The housing and the Panasonic issues have become linked in Lawrence because the 4,000-job battery plant in nearby De Soto is expected to produce new residents for Lawrence. How many of the 4,000 employees ultimately will end up in Lawrence is an open question, but economic development leaders are making the point that the housing market already is stressed without that pressure, so it likely will become worse if new housing construction doesn’t increase.

The City Hall lobbying campaign comes as commissioners begin the budget process for 2024. That’s not coincidental. As part of the budget, commissioners will approve a five-year Capital Improvement Plan, which directs how much and when the city will spend on projects such as new streets, sewer lines and other infrastructure that is needed to support housing and the community in general.

Historically, the city’s CIP has focused on spending dollars to improve existing infrastructure. Richardson, who has become the lead spokesperson in this City Hall campaign, wants commissioners to consider the value of building new infrastructure for brand new areas of town.

A former planning director in Wyandotte County who is now a private consultant on development activity, Richardson said he understands the importance of maintaining existing infrastructure.

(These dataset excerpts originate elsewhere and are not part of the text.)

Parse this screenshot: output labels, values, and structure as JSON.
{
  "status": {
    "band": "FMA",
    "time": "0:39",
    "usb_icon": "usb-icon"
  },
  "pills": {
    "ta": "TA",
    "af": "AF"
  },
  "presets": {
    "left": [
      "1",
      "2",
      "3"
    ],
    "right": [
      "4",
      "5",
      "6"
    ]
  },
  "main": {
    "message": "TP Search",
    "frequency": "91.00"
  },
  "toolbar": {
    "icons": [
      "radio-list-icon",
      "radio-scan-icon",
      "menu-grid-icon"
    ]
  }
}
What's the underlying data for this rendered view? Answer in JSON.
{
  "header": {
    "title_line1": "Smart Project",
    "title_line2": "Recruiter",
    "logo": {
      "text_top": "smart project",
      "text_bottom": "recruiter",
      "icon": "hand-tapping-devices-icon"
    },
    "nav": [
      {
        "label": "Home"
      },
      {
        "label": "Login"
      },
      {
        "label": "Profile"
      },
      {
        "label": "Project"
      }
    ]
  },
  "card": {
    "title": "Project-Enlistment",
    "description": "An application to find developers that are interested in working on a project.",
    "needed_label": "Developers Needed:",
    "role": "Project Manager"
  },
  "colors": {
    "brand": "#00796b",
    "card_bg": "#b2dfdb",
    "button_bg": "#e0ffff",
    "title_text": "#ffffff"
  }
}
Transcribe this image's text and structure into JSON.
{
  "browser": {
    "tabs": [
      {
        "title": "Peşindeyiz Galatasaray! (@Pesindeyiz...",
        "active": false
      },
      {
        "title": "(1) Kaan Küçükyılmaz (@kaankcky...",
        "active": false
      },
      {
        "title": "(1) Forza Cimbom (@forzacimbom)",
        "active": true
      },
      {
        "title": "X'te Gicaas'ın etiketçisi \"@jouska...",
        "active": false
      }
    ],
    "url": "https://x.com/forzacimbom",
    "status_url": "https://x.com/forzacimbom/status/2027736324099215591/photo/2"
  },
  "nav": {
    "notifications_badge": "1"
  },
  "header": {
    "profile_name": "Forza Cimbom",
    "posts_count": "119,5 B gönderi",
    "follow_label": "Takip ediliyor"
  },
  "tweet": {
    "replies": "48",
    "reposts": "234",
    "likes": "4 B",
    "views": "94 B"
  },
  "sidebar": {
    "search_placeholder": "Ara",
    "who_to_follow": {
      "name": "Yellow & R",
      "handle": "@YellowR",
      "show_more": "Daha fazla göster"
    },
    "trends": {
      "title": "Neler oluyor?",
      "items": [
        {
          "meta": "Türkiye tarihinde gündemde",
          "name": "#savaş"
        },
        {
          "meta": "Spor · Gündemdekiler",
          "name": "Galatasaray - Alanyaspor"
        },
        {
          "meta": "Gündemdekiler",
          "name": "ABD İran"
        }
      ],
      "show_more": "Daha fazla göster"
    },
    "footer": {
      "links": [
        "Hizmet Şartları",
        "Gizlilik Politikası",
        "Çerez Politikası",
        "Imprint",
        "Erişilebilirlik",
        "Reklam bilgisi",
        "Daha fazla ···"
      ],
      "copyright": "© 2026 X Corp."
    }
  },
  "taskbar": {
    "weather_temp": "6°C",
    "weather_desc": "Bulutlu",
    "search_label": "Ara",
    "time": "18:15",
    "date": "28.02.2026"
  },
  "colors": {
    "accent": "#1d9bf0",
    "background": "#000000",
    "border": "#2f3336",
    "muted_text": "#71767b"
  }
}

But he said now may be a period where the community has to temporarily tilt the scale toward new development, if it wants to remain a diverse community.

“You very easily could become Boulder if you don’t allow any growth,” Richardson said of the Colorado community. “And Boulder is one of the most crazy expensive places …

“You don’t want to be that because then you become an elitist community. For a community that wants to do everything it can for the homeless population, to become elitist by accident would not be a very good thing. That looks to me, from an outsider point of view, what is happening.”

It is far from certain that city commissioners will be receptive to the idea of spending more public funds on new residential development. City Manager Craig Owens has long highlighted the importance of improving existing infrastructure, and Lawrence has had many debates about whether single-family residential development pays for itself. In recent years, city leaders have been crafting policies that try to direct more development toward “infill lots” that are already in the city limits and either are undeveloped or underdeveloped.

So, this will be a different approach for city officials to embrace, and it could involve shifting around millions of dollars worth of planned improvements in the city. If the city doesn’t plan on a big tax increase to fund the new infrastructure — which is an option but not one being touted much — the new spending likely would be accomplished by delaying other planned infrastructure improvements.

Another big component in this will be specifically what type of projects are developers asking the public to fund? There’s a sizable part of the Lawrence population who will balk at using public money to pay for the streets and sidewalks, for example, that run through a neighborhood. But Richardson said that is not what economic development leaders are seeking. Instead, the new city funding would be used to pay for major new city streets that open up new areas of town, such as land west of the South Lawrence Trafficway, north of Rock Chalk Park, or south of the U.S. Highway 59 and SLT intersection in south Lawrence. The same could be true of funding major new water and sewer lines for those areas.

In that scenario, developers would still be responsible for paying for the smaller residential streets that are in the neighborhood and also would be responsible for the smaller water and sewer lines that actually connect to the new homes.